I have never lived in Ferrara, although I have been there a few times, and certainly not in the thirties and forties of the last century and not in the society of the Jews of Ferrara.

And yet I am there as I read. Or at least – perhaps an even more subtle trick – I am in the mind of the anonymous narrator as he almost reluctantly goes through his memories of that time. Memory and imagination are closely intertwined, nowhere more so than in writing. History becomes fiction, fiction becomes history.

This is also the case with Giorgio Bassani’s novel. Blown away by the swirling winds of fascist racial laws, young Jews from Ferrara are pushed like leaves into the city park, the Finzi-Contini Gardens. Rejected by their tennis club, they come up with the idea of ​​reviving the old lawn hidden among the trees. And when you follow Bassani’s narrator with them into the garden, you don’t know whether you are reading fact or fiction, his memory or your own.

You can remember Alberto – the effeminate, brilliant and tragic man; the wise and strict Professor Ermanno; and the beautiful and elusive Micol, whom the narrator loves but never possesses.

But when I first read the book, I was involved in an affair with a certain Micol. The book took my own life and showed me what it might have been like in another place and another time. The moment when the narrator failed to sleep with Micol lingers in the memory as if it were a personal shortcoming. So the characters haunt the reader. They meet in the garden, play tennis, talk, flirt, while around their Eden the harsh wind blows and far away, further than they can hear, the storm of the Holocaust rages.
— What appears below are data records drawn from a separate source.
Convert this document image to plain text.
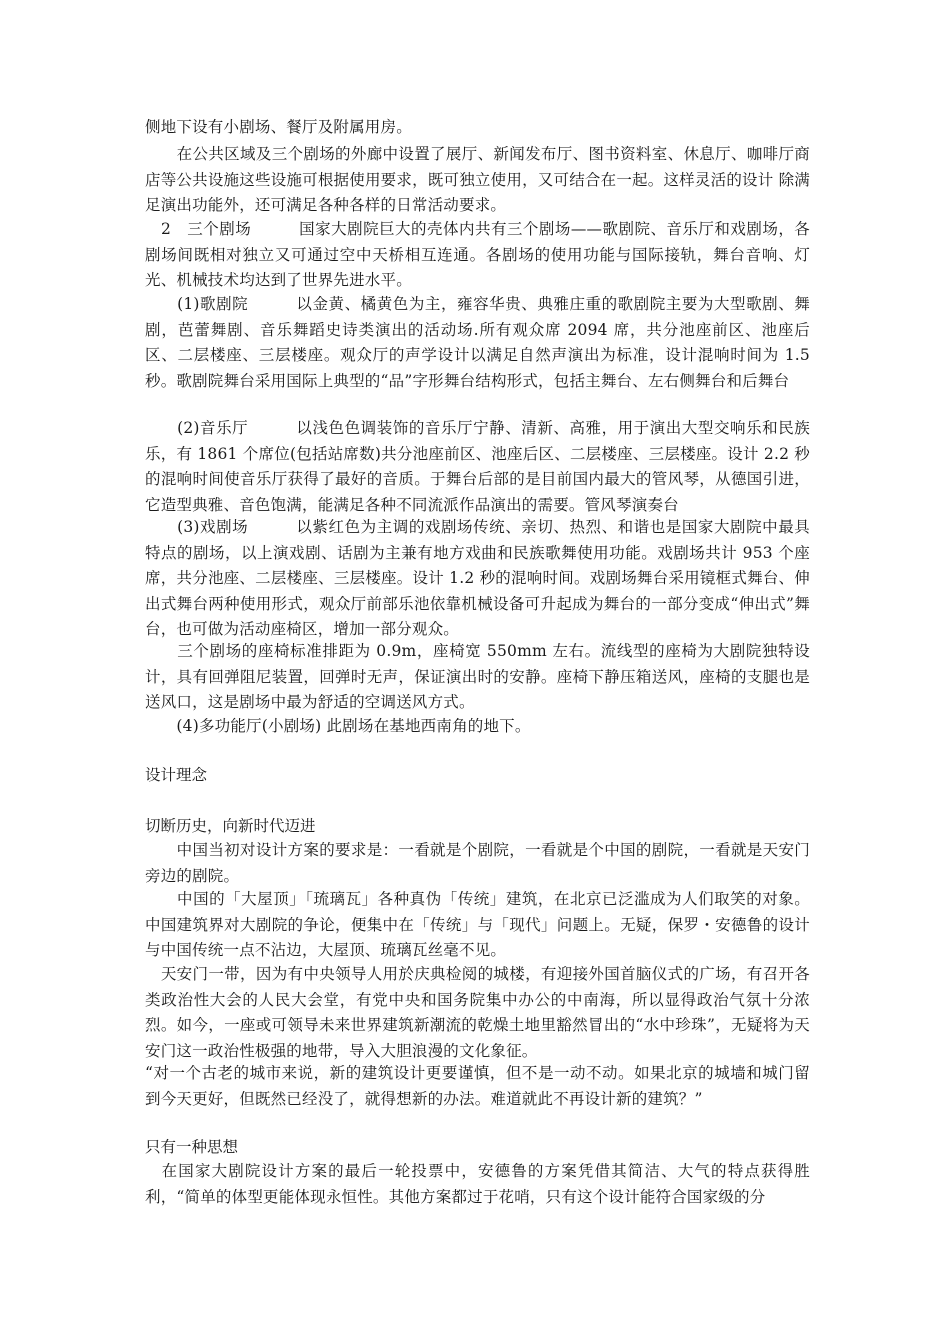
侧地下设有小剧场、餐厅及附属用房。

　　在公共区域及三个剧场的外廊中设置了展厅、新闻发布厅、图书资料室、休息厅、咖啡厅商店等公共设施这些设施可根据使用要求，既可独立使用，又可结合在一起。这样灵活的设计 除满足演出功能外，还可满足各种各样的日常活动要求。

　2　三个剧场　　　国家大剧院巨大的壳体内共有三个剧场——歌剧院、音乐厅和戏剧场，各剧场间既相对独立又可通过空中天桥相互连通。各剧场的使用功能与国际接轨，舞台音响、灯光、机械技术均达到了世界先进水平。

　　(1)歌剧院　　　以金黄、橘黄色为主，雍容华贵、典雅庄重的歌剧院主要为大型歌剧、舞剧，芭蕾舞剧、音乐舞蹈史诗类演出的活动场.所有观众席 2094 席，共分池座前区、池座后区、二层楼座、三层楼座。观众厅的声学设计以满足自然声演出为标准，设计混响时间为 1.5 秒。歌剧院舞台采用国际上典型的“品”字形舞台结构形式，包括主舞台、左右侧舞台和后舞台

　　(2)音乐厅　　　以浅色色调装饰的音乐厅宁静、清新、高雅，用于演出大型交响乐和民族乐，有 1861 个席位(包括站席数)共分池座前区、池座后区、二层楼座、三层楼座。设计 2.2 秒的混响时间使音乐厅获得了最好的音质。于舞台后部的是目前国内最大的管风琴，从德国引进，它造型典雅、音色饱满，能满足各种不同流派作品演出的需要。管风琴演奏台

　　(3)戏剧场　　　以紫红色为主调的戏剧场传统、亲切、热烈、和谐也是国家大剧院中最具特点的剧场，以上演戏剧、话剧为主兼有地方戏曲和民族歌舞使用功能。戏剧场共计 953 个座席，共分池座、二层楼座、三层楼座。设计 1.2 秒的混响时间。戏剧场舞台采用镜框式舞台、伸出式舞台两种使用形式，观众厅前部乐池依靠机械设备可升起成为舞台的一部分变成“伸出式”舞台，也可做为活动座椅区，增加一部分观众。

　　三个剧场的座椅标准排距为 0.9m，座椅宽 550mm 左右。流线型的座椅为大剧院独特设计，具有回弹阻尼装置，回弹时无声，保证演出时的安静。座椅下静压箱送风，座椅的支腿也是送风口，这是剧场中最为舒适的空调送风方式。

　　(4)多功能厅(小剧场) 此剧场在基地西南角的地下。

设计理念

切断历史，向新时代迈进

　　中国当初对设计方案的要求是：一看就是个剧院，一看就是个中国的剧院，一看就是天安门旁边的剧院。

　　中国的「大屋顶」「琉璃瓦」各种真伪「传统」建筑，在北京已泛滥成为人们取笑的对象。中国建筑界对大剧院的争论，便集中在「传统」与「现代」问题上。无疑，保罗・安德鲁的设计与中国传统一点不沾边，大屋顶、琉璃瓦丝毫不见。

　天安门一带，因为有中央领导人用於庆典检阅的城楼，有迎接外国首脑仪式的广场，有召开各类政治性大会的人民大会堂，有党中央和国务院集中办公的中南海，所以显得政治气氛十分浓烈。如今，一座或可领导未来世界建筑新潮流的乾燥土地里豁然冒出的“水中珍珠”，无疑将为天安门这一政治性极强的地带，导入大胆浪漫的文化象征。

“对一个古老的城市来说，新的建筑设计更要谨慎，但不是一动不动。如果北京的城墙和城门留到今天更好，但既然已经没了，就得想新的办法。难道就此不再设计新的建筑？”

只有一种思想

　在国家大剧院设计方案的最后一轮投票中，安德鲁的方案凭借其简洁、大气的特点获得胜利，“简单的体型更能体现永恒性。其他方案都过于花哨，只有这个设计能符合国家级的分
This is the most indirect Holocaust book. These Jews are wealthy, educated, confident, assimilated. They are part of the fabric of life in Ferrara and have been for centuries. And yet you know. That is the saddest thing of all: you know from the beginning because the narrator knows. You know that they will all be blown away “as light as leaves, as scraps of paper”; but they don’t. And in the end you will be lost, like him.